Молодой боец смотрел укоризненно. Каюсь, каюсь, заставил ждать, часы отмерили четверть часа моего времени. Я уселся, поправил фигуры, придвинул к себе бланк…
… Дубовая, низкая дверь на вершок вросла в плотную селитряную почву. Киркой я долбил, рвал, кромсал слежавшуюся землю, а сзади наползал тошнотворный дым газовой гранаты. Отпугнет на полчаса, не больше, а потом — одна надежда на «калаша», висевшего на груди. Выстрелы со стороны Ивана смолкли, пропал друг, но скорбеть будет время, если сам выберусь. Пара ударов по замку, и путь в погреб свободен. Выложенные известняком стены на удивление сухие, на потолке — паутина, кого они ловят? Свет фонаря упал на стеллаж с брезентовым свертком.
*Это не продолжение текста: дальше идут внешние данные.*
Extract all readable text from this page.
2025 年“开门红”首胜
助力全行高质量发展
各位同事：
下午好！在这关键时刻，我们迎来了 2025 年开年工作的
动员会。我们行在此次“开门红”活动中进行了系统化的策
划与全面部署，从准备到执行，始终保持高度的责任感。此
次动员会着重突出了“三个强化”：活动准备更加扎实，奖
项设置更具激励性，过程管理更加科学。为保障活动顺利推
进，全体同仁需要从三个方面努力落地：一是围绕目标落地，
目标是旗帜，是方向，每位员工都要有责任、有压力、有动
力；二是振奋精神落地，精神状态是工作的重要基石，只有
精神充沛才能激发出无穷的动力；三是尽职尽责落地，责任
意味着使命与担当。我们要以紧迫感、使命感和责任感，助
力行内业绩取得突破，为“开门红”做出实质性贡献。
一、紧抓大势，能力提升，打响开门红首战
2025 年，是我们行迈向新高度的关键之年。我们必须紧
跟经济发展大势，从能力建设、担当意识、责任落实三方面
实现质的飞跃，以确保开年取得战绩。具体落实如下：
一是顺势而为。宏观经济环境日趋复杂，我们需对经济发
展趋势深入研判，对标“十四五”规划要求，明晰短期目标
Нож трудно распорол ткань, часы на руке пищали, предупреждая о рое рентгенов, и, наконец, тускло отсветил нетронутый ржавчиной цилиндр, маленький, с молочный, бидончик.
Наверху заскрипели петли, похоже, газовый барьер не остановил мертвецов, и я с сожалением отвел взгляд от находки. Ничего больше не имело значения, раз я отыскал ее — атомную бомбу образца одна тысяча девятьсот восьмого года…
…Холодное, мокрое прикосновение перевело во внешний мир — реальный, вещественный, где можно вернуться на прежнее место и застать прежних людей — иногда.
Супротивник отпустил мою руку.
— Я бы хотел, — как-то робко предложил он, — разобрать нашу партию, пройтись по ней вместе…
Я глянул на доску. Да, дайте мне пару деньков, и я отвечу — чья взяла. Может быть, правильно отвечу. Зато со временем вопросов нет: у меня прибавилось двадцать минут, у соперника — просрочка. На тридцать третьем ходу.
— Не в моих правилах анализировать наспех, — я вложил в голос высокомерие всех виденных киногероев. И — удалось, обидел человека. Вот какой я нехороший.
Подходя к судейскому столику, я решился взглянуть на бланк. Почерк чужой — наклон влево, буквы крупные, корявые. Проблемы с чистописанием, ко всему прочему.
Зрителей поприбавилось — окружили монитор в фойе, шумят, подсказывают. Я протолкнулся к экрану. А, это компьютер. Доска на экране, угловатые фигурки и пульсирующая надпись: «Программа Садко».
— Стольник, — уговаривал собравшихся бритоголовый владелец чуда, — стольник за уникальный шанс сразиться с лучшей отечественной программой! Победителю — пятьсот!
Очередной храбрец уселся перед сонитором.
— Дешевка, наперсточники, — буркнул кто-то у меня над ухом. — В лучшем случае этот металлолом тянет на первый разряд.
— Сыграл бы сам, — подзуживал другой.
— Сыграю, не бойся. Спорим, прибью железяку!
Ох, к чему это мне? Я выбрался на волю.